Wednesday, August 17, 2005

You get what you pay for.

I got called on the carpet today. Yesterday, just when my trainees were coming in and I was hoping manage things by breaking them up into two groups, one to be in the classroom environment and the other to be listening in on calls, there was a meeting in the training room. Some Bank people were using the space to do something and noone had told me. So I had to scramble to find spots for everyone on the floor untill they got out and freed up the classroom.

During this frantic scramble to get things organized so as to not waste people's time, I ran into the HR Person and expressed my frustration over this situation to her.

This morning I was called into a meeting with the HR Person, my Team Lead and the Education Coordinator to go over how this had been unprofessional. I should not present a negative impression to new trainees.

I knew this sort of thing would come up eventually. I have not been quiet about my growing frustration over a lot of things and figured I would step too far out of line eventually.

I apologized about my emotional outburst but said I was being asked to do something that I considered impossible to do to expectations, I did not have anywhere near the resources necessary to make it happen, I am not getting enough time to reformulate plans and adapt to changing situations (this whole project had been dropped in my lap with only a week's notice) and one needs to add to the the frustration of doubled energy costs and not having a raise in three years. It should not surprise anyone that I might get a little frustrated and emotional.

The one thing that probably kept me from saying "If you don't think I'm handling this or working to your expectations then you can find someone else" is that the Education Coordinator preempted it by saying they thought I was doing a very good job of training.

"But. . . "

In spite of the compliment, they still had their concerns and the final counter I had to that was "You get what you pay for." If they want me to perform in a professional manner then they should pay me like a professional and maybe drop a little bit of money to get the resources necessary.

I did learn that they aren't hiring the second group of eight next week. That's going to be put off for two weeks or so. Gee, it would have been nice to know that in advance. Gotta' love that proactive communication.

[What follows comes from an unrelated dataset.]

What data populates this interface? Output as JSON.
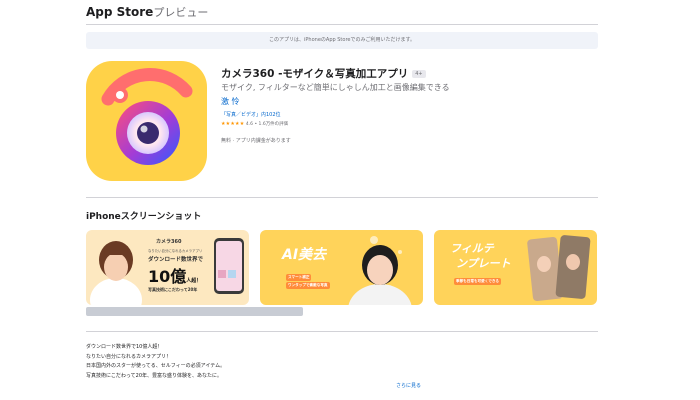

Once the trainees came in, things went fairly smoothly. Splitting them into two groups worked pretty well except that at the end of four hours solid of training passwords I don't have much of a voice left.

At the end of the day, I was called into the office to speak one-on-one with the new Site Manager. He's been here for three weeks and this is the first time he's introduced himself.

He started off talking about the tax issues I had way back in April. The one where my local taxes were being paid to the wrong boro and the other where I had never had my Pittsburgh Occupation Privlidge tax paid. He assured me that he was putting resolution of that on a timetable but, in all honesty, I don't see how he can apply any pressure to Corporate HR to do anything.

He said that he heard lots of good things about me and had also heard some of my recently expressed concerns. I went over them again with him and he was unable to make any committment over whether we would ever start getting raises again.

All in all, he seems sincere about his open-door policy, about being an advicate of the analysts, of working on communication issues between the leads and the analysts and all the things you would expect a new manager to talk about. But I have grown quite cynical and will believe it when I see it. Until something is actually done, until I get my job description changed or I see a new number in my paycheck, whet he's putting out is just rhetoric and empty platitudes.